I want to prove the statement: "The ideal $\mathcal m \subset \mathcal R $ is maximal $\iff $ the zero ideal $0 \subset \mathcal R/m$ is maximal, where $\mathcal R$ is a commutative ring with unity", by using the correspondence result: There is a one-to-one order preserving correspondence between the ideals $\mathcal b $ of $\mathcal R$ which contain $\mathcal m $, and the ideals $\bar b $ of $\mathcal R/m:$ $$ \pi: \mathcal R \rightarrow \mathcal R/m, \,\,\,\mathcal R \supset b \mapsto \pi(b)\subset \mathcal R/m.$$
$"\implies ":$ Let $m$ be a maximal ideal, i.e. there is no ideal $b$ satisfying $m \subset b \subset \mathcal R.$ If this is the case, then there is no argument left for the canonical ring homomorphism $\pi.$ I thus considered the situation $m \subset b \subseteq \mathcal R,$ but I dont know if it is correct. Thus I can find at most only one ideal containing $m,$ which is $\mathcal R.$ At the right side, $\mathcal R/m,\,$ $m$ is an ideal of $\mathcal R/m,$ since $\bar c m=(c+m)m=m, \forall \bar c \in \mathcal R/m.$ Actually $m$ is the zero ideal of $\mathcal R/m.$ Are there other ideals in $\mathcal R/m$ ? I know that there must be in total 2: the zero ideal, which is $m$ and $(1)=\mathcal R/m.$ Let $n$ be an ideal of $\mathcal R/m,$ such that $m \in n \in \mathcal R/m.$ An element of $n$ will have the form $\bar c \in \mathcal R/m,$ thus $mn=m.$ Since $n$ is also an ideal, we must also have $mn=n,$ and so $m=n.$ I am somehow not getting the desired ideal $(1)=\mathcal R/m$. But even if I did, it would contradict the correspondence theorem, since I could find at most only one ideal at the left side of the canonical mapping. And I am blocked. I also need to prove the other implication.

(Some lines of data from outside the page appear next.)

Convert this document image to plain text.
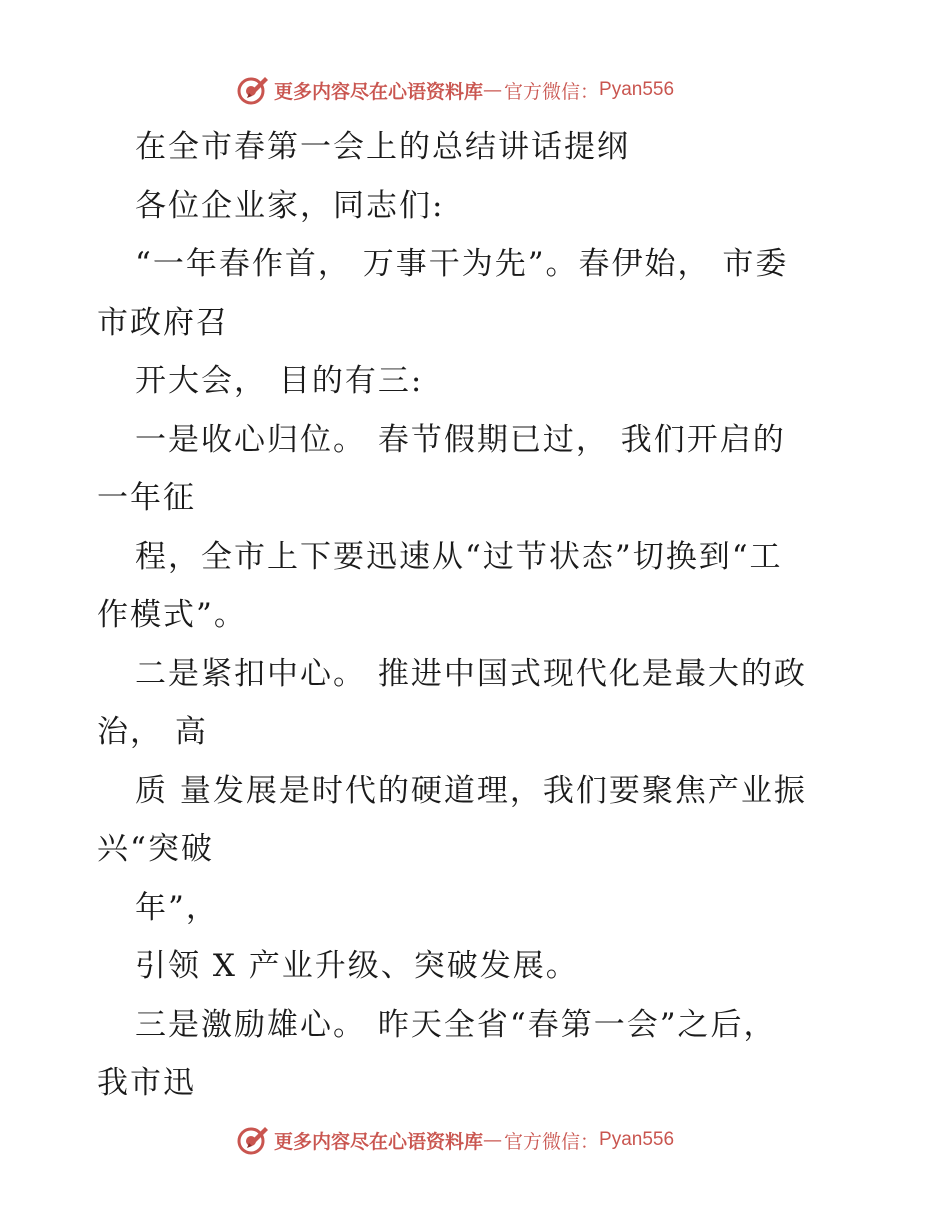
更多内容尽在心语资料库 — 官方微信： Pyan556

在全市春第一会上的总结讲话提纲

各位企业家，同志们:

“一年春作首， 万事干为先”。春伊始， 市委

市政府召

开大会， 目的有三:

一是收心归位。 春节假期已过， 我们开启的

一年征

程，全市上下要迅速从“过节状态”切换到“工

作模式”。

二是紧扣中心。 推进中国式现代化是最大的政

治， 高

质 量发展是时代的硬道理，我们要聚焦产业振

兴“突破

年”，

引领 X 产业升级、突破发展。

三是激励雄心。 昨天全省“春第一会”之后，

我市迅

更多内容尽在心语资料库 — 官方微信： Pyan556
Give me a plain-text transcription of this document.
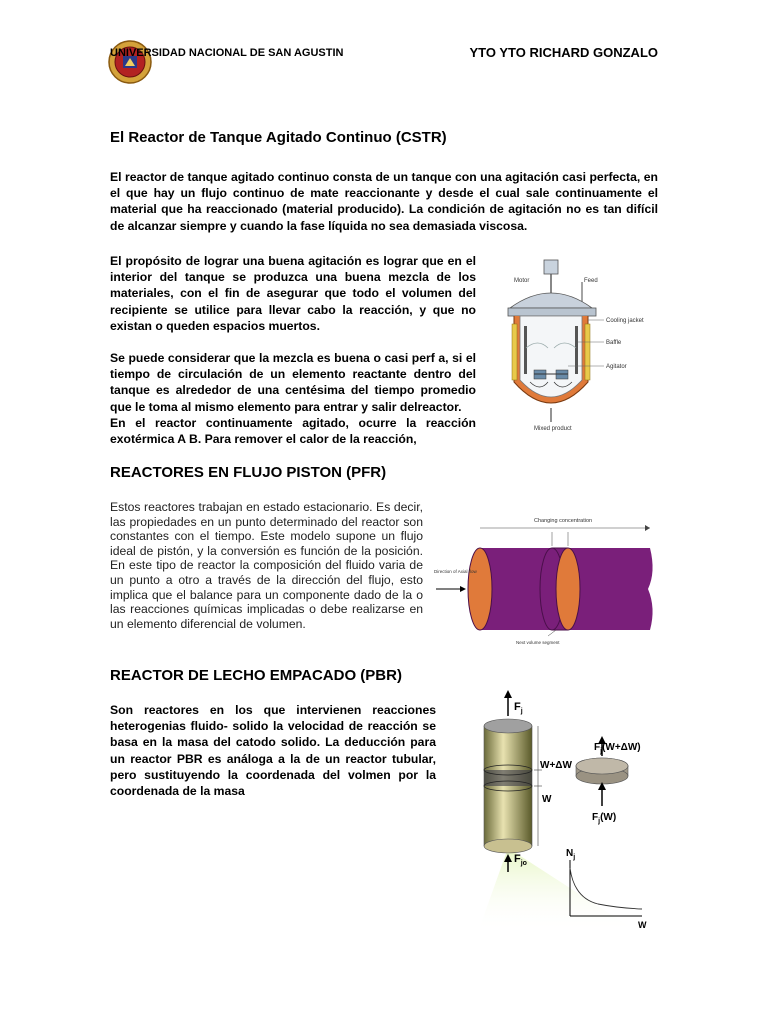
UNIVERSIDAD NACIONAL DE SAN AGUSTIN	YTO YTO RICHARD GONZALO
El Reactor de Tanque Agitado Continuo (CSTR)
El reactor de tanque agitado continuo consta de un tanque con una agitación casi perfecta, en el que hay un flujo continuo de mate reaccionante y desde el cual sale continuamente el material que ha reaccionado (material producido). La condición de agitación no es tan difícil de alcanzar siempre y cuando la fase líquida no sea demasiada viscosa.
El propósito de lograr una buena agitación es lograr que en el interior del tanque se produzca una buena mezcla de los materiales, con el fin de asegurar que todo el volumen del recipiente se utilice para llevar cabo la reacción, y que no existan o queden espacios muertos.
Se puede considerar que la mezcla es buena o casi perf a, si el tiempo de circulación de un elemento reactante dentro del tanque es alrededor de una centésima del tiempo promedio que le toma al mismo elemento para entrar y salir delreactor.
En el reactor continuamente agitado, ocurre la reacción exotérmica A B. Para remover el calor de la reacción,
Motor	Feed
Cooling jacket
Baffle
Agitator
Mixed product
REACTORES EN FLUJO PISTON (PFR)
Estos reactores trabajan en estado estacionario. Es decir, las propiedades en un punto determinado del reactor son constantes con el tiempo. Este modelo supone un flujo ideal de pistón, y la conversión es función de la posición. En este tipo de reactor la composición del fluido varia de un punto a otro a través de la dirección del flujo, esto implica que el balance para un componente dado de la o las reacciones químicas implicadas o debe realizarse en un elemento diferencial de volumen.
Changing concentration
Direction of Axial flow
Next volume segment
REACTOR DE LECHO EMPACADO (PBR)
Son reactores en los que intervienen reacciones heterogenias fluido- solido la velocidad de reacción se basa en la masa del catodo solido. La deducción para un reactor PBR es análoga a la de un reactor tubular, pero sustituyendo la coordenada del volmen por la coordenada de la masa
$F_j$
W+ΔW
W
$F_j(W+\Delta W)$
$F_j(W)$
$F_{jo}$
$N_j$
W
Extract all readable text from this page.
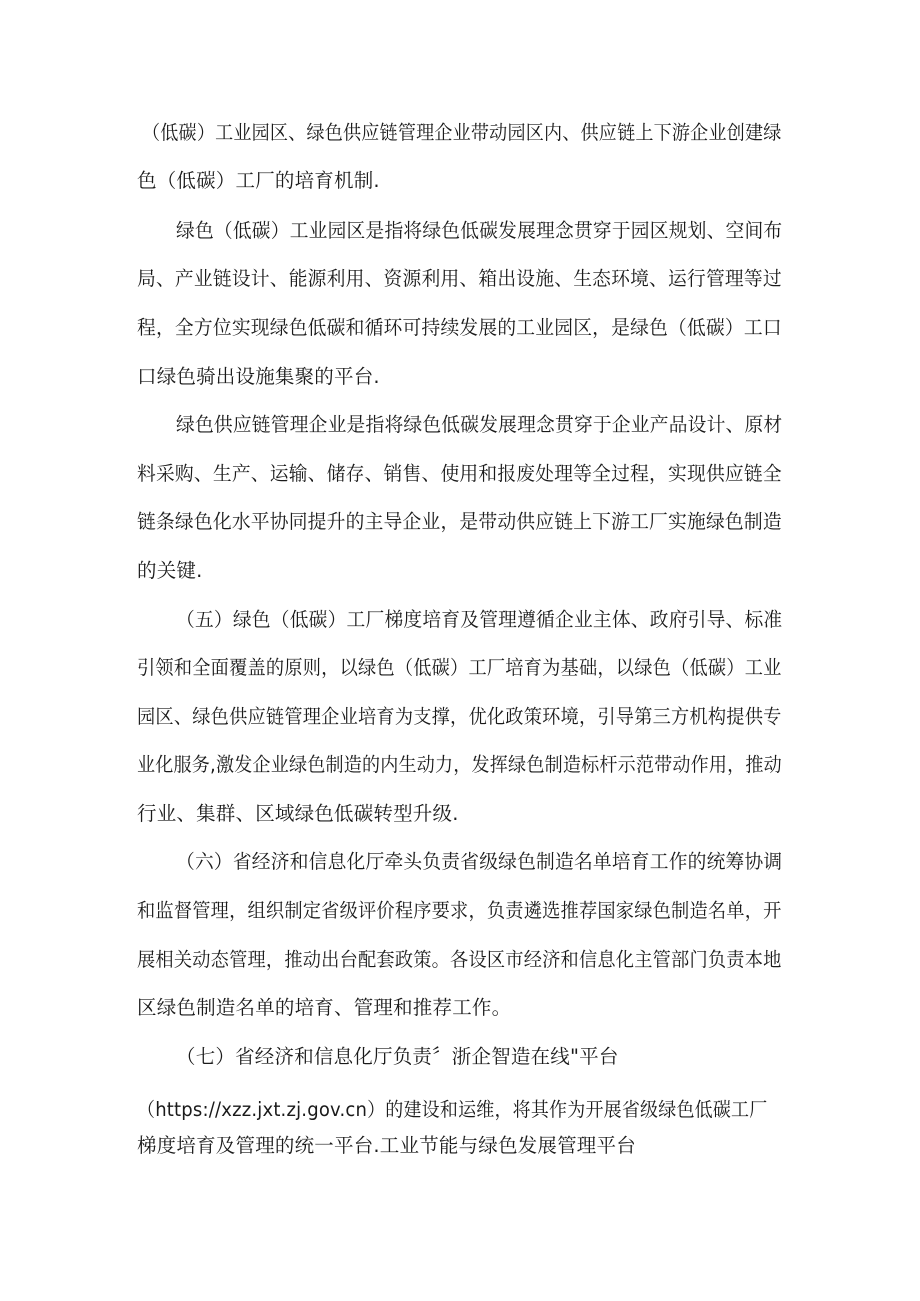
（低碳）工业园区、绿色供应链管理企业带动园区内、供应链上下游企业创建绿
色（低碳）工厂的培育机制.
绿色（低碳）工业园区是指将绿色低碳发展理念贯穿于园区规划、空间布
局、产业链设计、能源利用、资源利用、箱出设施、生态环境、运行管理等过
程，全方位实现绿色低碳和循环可持续发展的工业园区，是绿色（低碳）工口
口绿色骑出设施集聚的平台.
绿色供应链管理企业是指将绿色低碳发展理念贯穿于企业产品设计、原材
料采购、生产、运输、储存、销售、使用和报废处理等全过程，实现供应链全
链条绿色化水平协同提升的主导企业，是带动供应链上下游工厂实施绿色制造
的关键.
（五）绿色（低碳）工厂梯度培育及管理遵循企业主体、政府引导、标准
引领和全面覆盖的原则，以绿色（低碳）工厂培育为基础，以绿色（低碳）工业
园区、绿色供应链管理企业培育为支撑，优化政策环境，引导第三方机构提供专
业化服务,激发企业绿色制造的内生动力，发挥绿色制造标杆示范带动作用，推动
行业、集群、区域绿色低碳转型升级.
（六）省经济和信息化厅牵头负责省级绿色制造名单培育工作的统筹协调
和监督管理，组织制定省级评价程序要求，负责遴选推荐国家绿色制造名单，开
展相关动态管理，推动出台配套政策。各设区市经济和信息化主管部门负责本地
区绿色制造名单的培育、管理和推荐工作。
（七）省经济和信息化厅负责〞浙企智造在线"平台
（https://xzz.jxt.zj.gov.cn）的建设和运维，将其作为开展省级绿色低碳工厂
梯度培育及管理的统一平台.工业节能与绿色发展管理平台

Can somebody help me by pointing out my mistakes and proposing something ? Many thanks.
There is a one-to-one order preserving correspondence between the ideals of $R/m$ and the ideals of $R$ containing $m$.
If $m$ is maximal, there are exactly two ideals of $R$ containing $m$, namely $R$ and $m$. Thus $R/m$ has exactly two ideals and therefore the zero ideal is maximal.
If the zero ideal in $R/m$ is maximal, $R/m$ has exactly two ideals. So there are exactly two ideals of $R$ containing $m$. Since $m$ and $R$ do contain $m$, we conclude that there is no ideal properly between $m$ and $R$, therefore $m$ is maximal.